Notice that it only works for float64
, which I assume is because that's the default, making it akin to Python's default float
type (please correct my understanding if it is wrong).
What's worse is when this happens, boolean indexing does not behave as intended. This is how I came across this issue:
f16_range_df = f16_df[f16_df <= 99.99]
print(f"f16:\n{f16_df}\n")
print(f"f16_range_df:\n{f16_range_df}\n")
f16:
0
0 0.000000
1 10.250000
2 11.109375
3 5.558594
4 50.562500
5 70.750000
6 99.062500
7 100.000000
8 100.000000
9 100.000000
f16_range_df:
0
0 0.000000
1 10.250000
2 11.109375
3 5.558594
4 50.562500
5 70.750000
6 99.062500
7 100.000000
8 100.000000
9 100.000000
Oddly, this behavior is observed when checking the inequality against 99.99
, 99.98
, 99.97
, but starts behaving correctly at 99.96
.
Expected Behavior
I would expect everything to be rounded to 2 decimal places, the way the float64
(f64
), and float
(f
) datatypes are in the example above.
I would also expect that boolean indexing works within the range specified, according to what that dataframe shows as its values when printed.
Installed Versions
Comment From: phofl
this is basically a duplicate of #50125
If you do df.iloc[4, 0] you'll get the correct value, because it's not cast to python float. This is an I/O issue and not a numerical problem
Comment From: mcp292
Thank you for pointing me to that issue. It didn't come in because my search was limited to open.
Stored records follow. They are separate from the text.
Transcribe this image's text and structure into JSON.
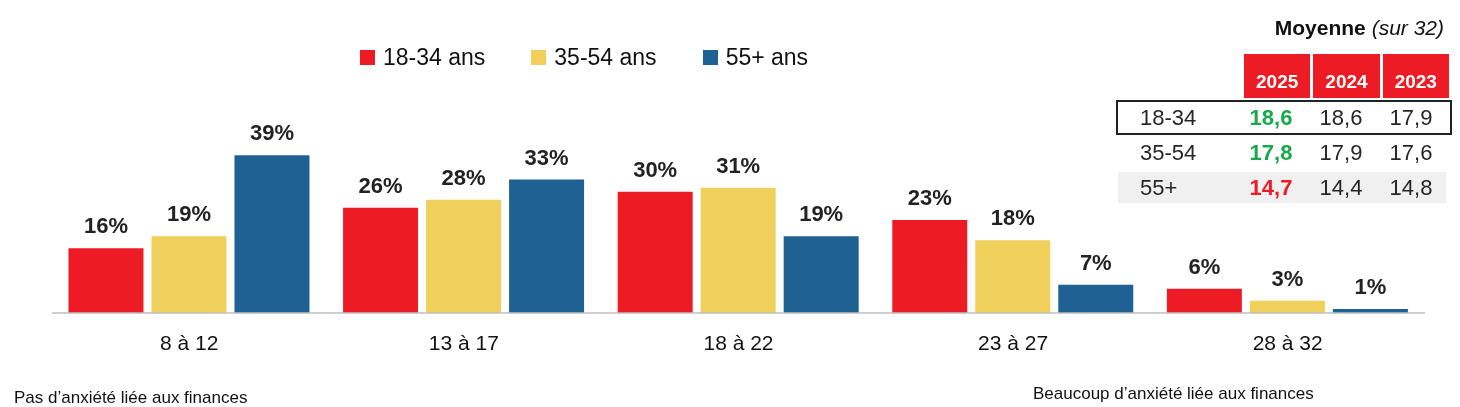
{
  "chart_data": [
    {
      "type": "bar",
      "categories": [
        "8 à 12",
        "13 à 17",
        "18 à 22",
        "23 à 27",
        "28 à 32"
      ],
      "series": [
        {
          "name": "18-34 ans",
          "color": "#ed1c24",
          "values": [
            16,
            26,
            30,
            23,
            6
          ],
          "value_labels": [
            "16%",
            "26%",
            "30%",
            "23%",
            "6%"
          ]
        },
        {
          "name": "35-54 ans",
          "color": "#f0cf5a",
          "values": [
            19,
            28,
            31,
            18,
            3
          ],
          "value_labels": [
            "19%",
            "28%",
            "31%",
            "18%",
            "3%"
          ]
        },
        {
          "name": "55+ ans",
          "color": "#1f6193",
          "values": [
            39,
            33,
            19,
            7,
            1
          ],
          "value_labels": [
            "39%",
            "33%",
            "19%",
            "7%",
            "1%"
          ]
        }
      ],
      "legend": "top",
      "annotations": [
        "Pas d’anxiété liée aux finances",
        "Beaucoup d’anxiété liée aux finances"
      ]
    },
    {
      "type": "other",
      "title": "Moyenne",
      "subtitle": "(sur 32)",
      "categories": [
        "2025",
        "2024",
        "2023"
      ],
      "y_categories": [
        "18-34",
        "35-54",
        "55+"
      ],
      "cell_labels": [
        [
          "18,6",
          "18,6",
          "17,9"
        ],
        [
          "17,8",
          "17,9",
          "17,6"
        ],
        [
          "14,7",
          "14,4",
          "14,8"
        ]
      ],
      "colors": [
        [
          "#1aa84f",
          "#262626",
          "#262626"
        ],
        [
          "#1aa84f",
          "#262626",
          "#262626"
        ],
        [
          "#ed1c24",
          "#262626",
          "#262626"
        ]
      ]
    }
  ]
}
If I understand it correctly though, that issue concludes that despite the values being printed not rounded, the underlying data points are rounded correctly.
That does not explain why the range inequality I show, includes 100
when checking <= 99.99
.
Comment From: phofl
Float16 is not supported, this shouldn’t work at all, only float32 and 64
Comment From: mcp292
Interesting. I did not find that in the docs. They don't mention float types at all in this list. Where can I find the information you are giving me?
Comment From: phofl
to_numeric for example
Comment From: mcp292
That's pretty obscure, wouldn't you agree?
Comment From: mcp292
I would expect that up front in the dtypes section.
Comment From: phofl
Prs to improve the docs are welcome
Comment From: mcp292
I would rather leave it to someone who can do a more thorough job than you or I.
It's apparent you are in a rush. Why not leave this issue to someone willing to take their time? It's obvious you did not read this issue nor https://github.com/pandas-dev/pandas/issues/50214 as I had to step through them both with you, after you closed them at a glance.
I do appreciate the quick responses, but I feel we both spent more time on these issues than we wanted as a result.
Comment From: phofl
You can either rephrase those issues or open a new one stating clearly what’s not documented and what to add. The issues you opened are not helpful for documentation improvements
Comment From: mcp292
That is true, and what I ultimately did, but the point is it took a lot more effort than necessary to reach that conclusion, and the cause was haste.